Monday, December 14, 2015

‘Empowerment’ may be a cuss without a framework….

The best way to motivate the employees in any workplace is allowing them to have their say thus giving them a sense of achievement. In that respect delegating authority, participative decision-making, freedom to operate, all those practices with good intentions, merge into much laudable jargon in the modern management science – “Empowerment”.  There is no doubt that empowerment is a great motivating tool with the possibility of increased morale, productivity, job-satisfaction and maybe creativity, innovation; as it provides an entrepreneurial platform for the employees enterprising enough to take risks to achieve the results.

At the same time, if not implemented in a thoughtful manner, it can create chaos and even sometime may turn into an indelible blunder. The principle behind empowerment is to achieve the business goals through ownership thus allowing better and faster decision-making. That principle may be violated if the decisions taken by the empowered individual are not aligned to the organization goal and still worst, if they are only meant to satisfy individual ego or individual goals. Empowerment may bring in arrogance and its associated evils resulting in employees refusing to share information, more over refusing to report to, feeling insecure thus inhibiting any creativity or innovation. Instead of bringing in efficiency in decision-making, organization may be working now in remedial measures and risk containment.
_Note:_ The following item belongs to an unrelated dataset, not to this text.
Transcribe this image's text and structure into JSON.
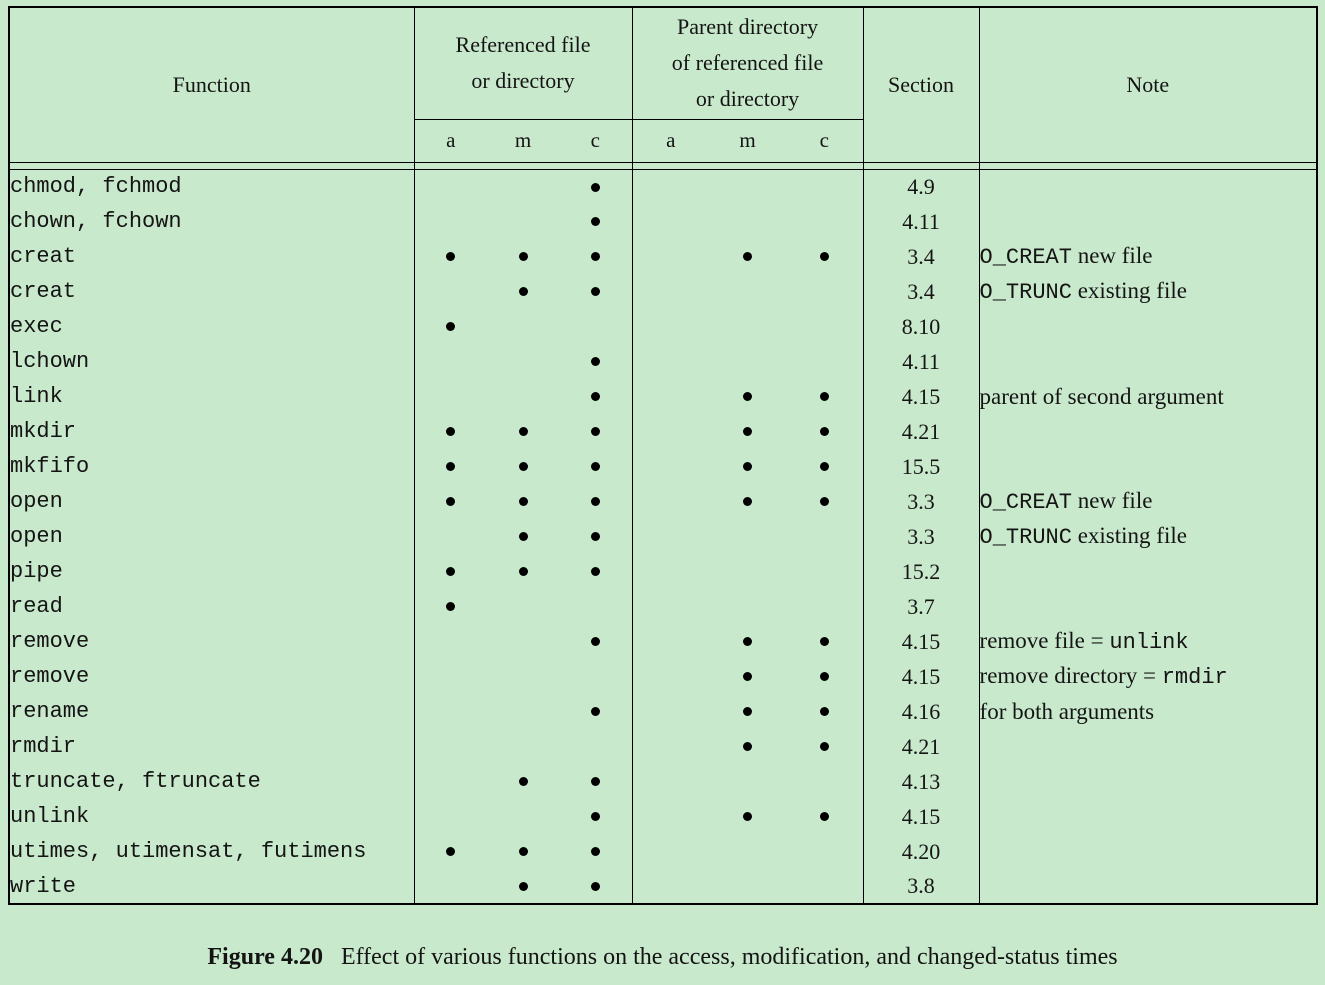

‘Empowerment’ sounds good where it is implemented within a framework of four tenets- Personality, Culture, Communication and Reviews. Let us not assume that every individual in any organization has the same traits for taking ownership. We got to have a deeper understanding of the individual on his/her background, experience, emotional maturity, entrepreneurial mindset and more over alignment to organization vision and mission; before we select the candidature for empowerment. Delegation of authority does not depend upon the organization size, shape or spread; rather it very much depends on the culture of the organization – risk taking, tolerating failures, learning from each other and promoting merit. Culture of the organization also hinges upon the style of communication - how open is the communication among employees across hierarchies, how transparent is the business decisions and how well business goals are articulated to create synergy among all. And a check and balance through structured review mechanism ensures that empowerment is really a catalyst creating leaders to put the organization in top gear and not otherwise.